- Cemmaes Road Location within Powys
- Population: 1,185 (2011)
- OS grid reference: SH821044
- Community: Glantwymyn;
- Principal area: Powys;
- Preserved county: Powys;
- Country: Wales
- Sovereign state: United Kingdom
- Post town: MACHYNLLETH
- Postcode district: SY20
- Dialling code: 01650
- Police: Dyfed-Powys
- Fire: Mid and West Wales
- Ambulance: Welsh
- UK Parliament: Montgomeryshire and Glyndŵr;
- Senedd Cymru – Welsh Parliament: Montgomeryshire;

= Cemmaes Road =

Village in Powys, Wales

Cemmaes Road (Glantwymyn; ) is a village in Powys, Wales. It is in the community (civil parish) of Glantwymyn.

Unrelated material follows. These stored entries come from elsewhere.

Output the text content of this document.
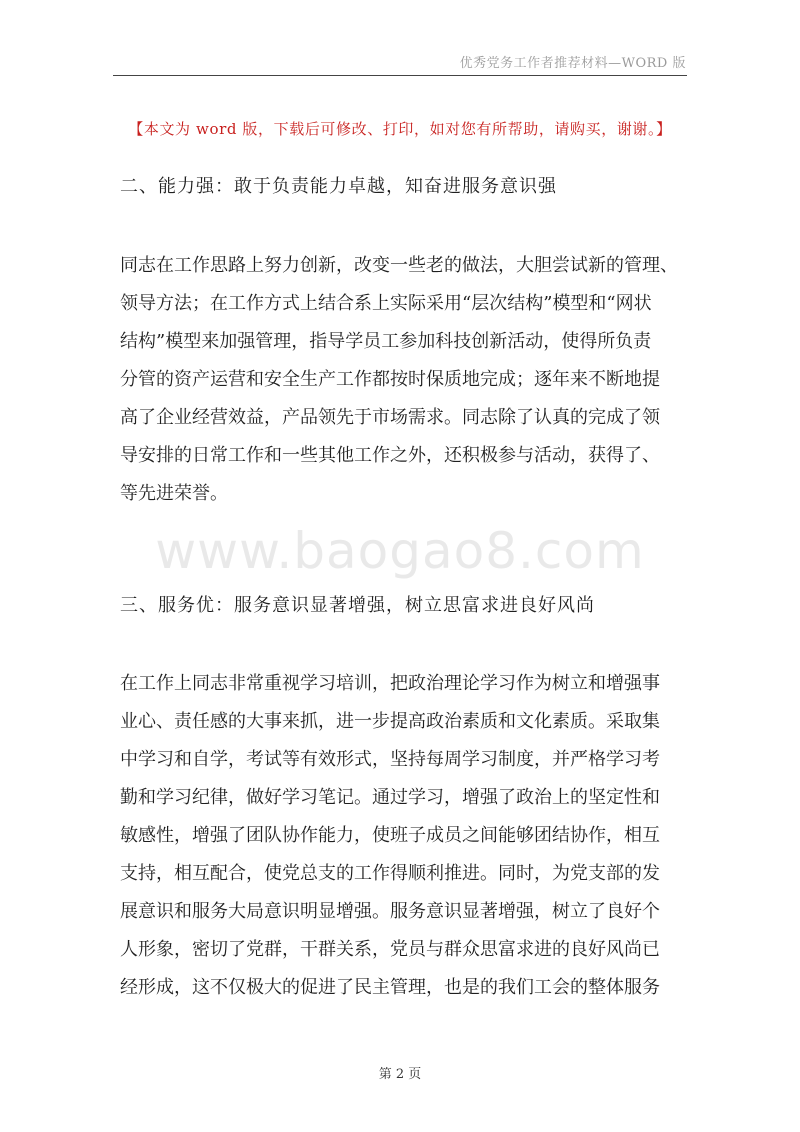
优秀党务工作者推荐材料—WORD 版
【本文为 word 版，下载后可修改、打印，如对您有所帮助，请购买，谢谢。】
二、能力强：敢于负责能力卓越，知奋进服务意识强
同志在工作思路上努力创新，改变一些老的做法，大胆尝试新的管理、
领导方法；在工作方式上结合系上实际采用“层次结构”模型和“网状
结构”模型来加强管理，指导学员工参加科技创新活动，使得所负责
分管的资产运营和安全生产工作都按时保质地完成；逐年来不断地提
高了企业经营效益，产品领先于市场需求。同志除了认真的完成了领
导安排的日常工作和一些其他工作之外，还积极参与活动，获得了、
等先进荣誉。
www.baogao8.com
三、服务优：服务意识显著增强，树立思富求进良好风尚
在工作上同志非常重视学习培训，把政治理论学习作为树立和增强事
业心、责任感的大事来抓，进一步提高政治素质和文化素质。采取集
中学习和自学，考试等有效形式，坚持每周学习制度，并严格学习考
勤和学习纪律，做好学习笔记。通过学习，增强了政治上的坚定性和
敏感性，增强了团队协作能力，使班子成员之间能够团结协作，相互
支持，相互配合，使党总支的工作得顺利推进。同时，为党支部的发
展意识和服务大局意识明显增强。服务意识显著增强，树立了良好个
人形象，密切了党群，干群关系，党员与群众思富求进的良好风尚已
经形成，这不仅极大的促进了民主管理，也是的我们工会的整体服务
第 2 页
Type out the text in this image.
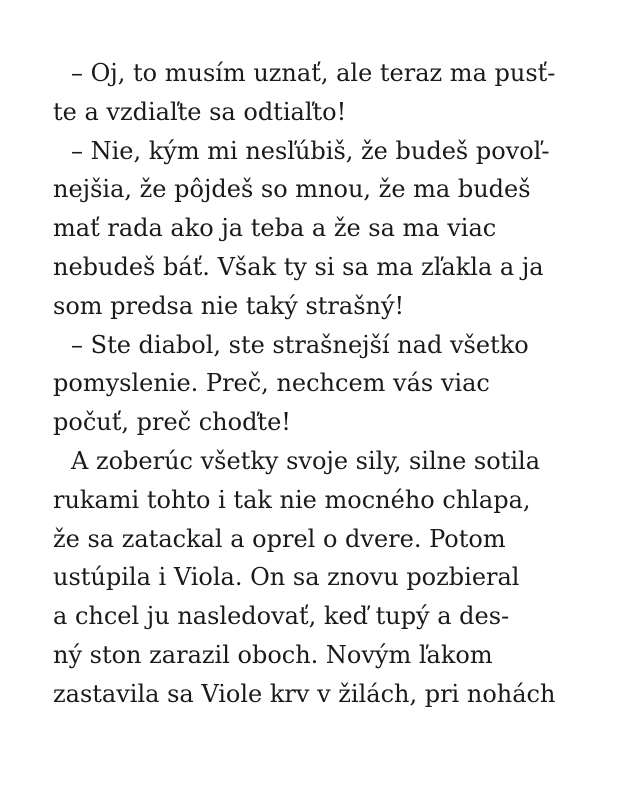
– Oj, to musím uznať, ale teraz ma pusť-
te a vzdiaľte sa odtiaľto!
– Nie, kým mi nesľúbiš, že budeš povoľ-
nejšia, že pôjdeš so mnou, že ma budeš
mať rada ako ja teba a že sa ma viac
nebudeš báť. Však ty si sa ma zľakla a ja
som predsa nie taký strašný!
– Ste diabol, ste strašnejší nad všetko
pomyslenie. Preč, nechcem vás viac
počuť, preč choďte!
A zoberúc všetky svoje sily, silne sotila
rukami tohto i tak nie mocného chlapa,
že sa zatackal a oprel o dvere. Potom
ustúpila i Viola. On sa znovu pozbieral
a chcel ju nasledovať, keď tupý a des-
ný ston zarazil oboch. Novým ľakom
zastavila sa Viole krv v žilách, pri nohách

The village was named in English after the now-closed station on the Newtown and Machynlleth Railway, now part of the Cambrian Line. Cemmes Road was also the junction with the Mawddwy Railway.

The Welsh name for the village, and for the community, is Glantwymyn (the Twymyn Riverside), as it lies on the River Twymyn. According to the United Kingdom Census 2001, the population of the community was 1,072, increasing to 1,185 at the 2011 Census.

The village of Cemmaes is 1 3/4 miles to the northeast. Cemmaes Road lies at the junction of the major A470 and A489 roads. The historic Mathafarn Hall is less than 1/2 mile north-west of Cemmaes Road.

Ysgol Glantwymyn primary school is located in the village.

==Governance==
An electoral ward in the Welsh name exists, which also covers the neighbouring community of Cadfarch. The ward had a population of 2,040 at the 2011 Census.

==Welsh language==
According to the 2001 census, 58.5% of the people in the community can speak the Welsh language. The age group with the highest number of Welsh speakers is the 15-year-olds, where every 15-year-old could speak the language.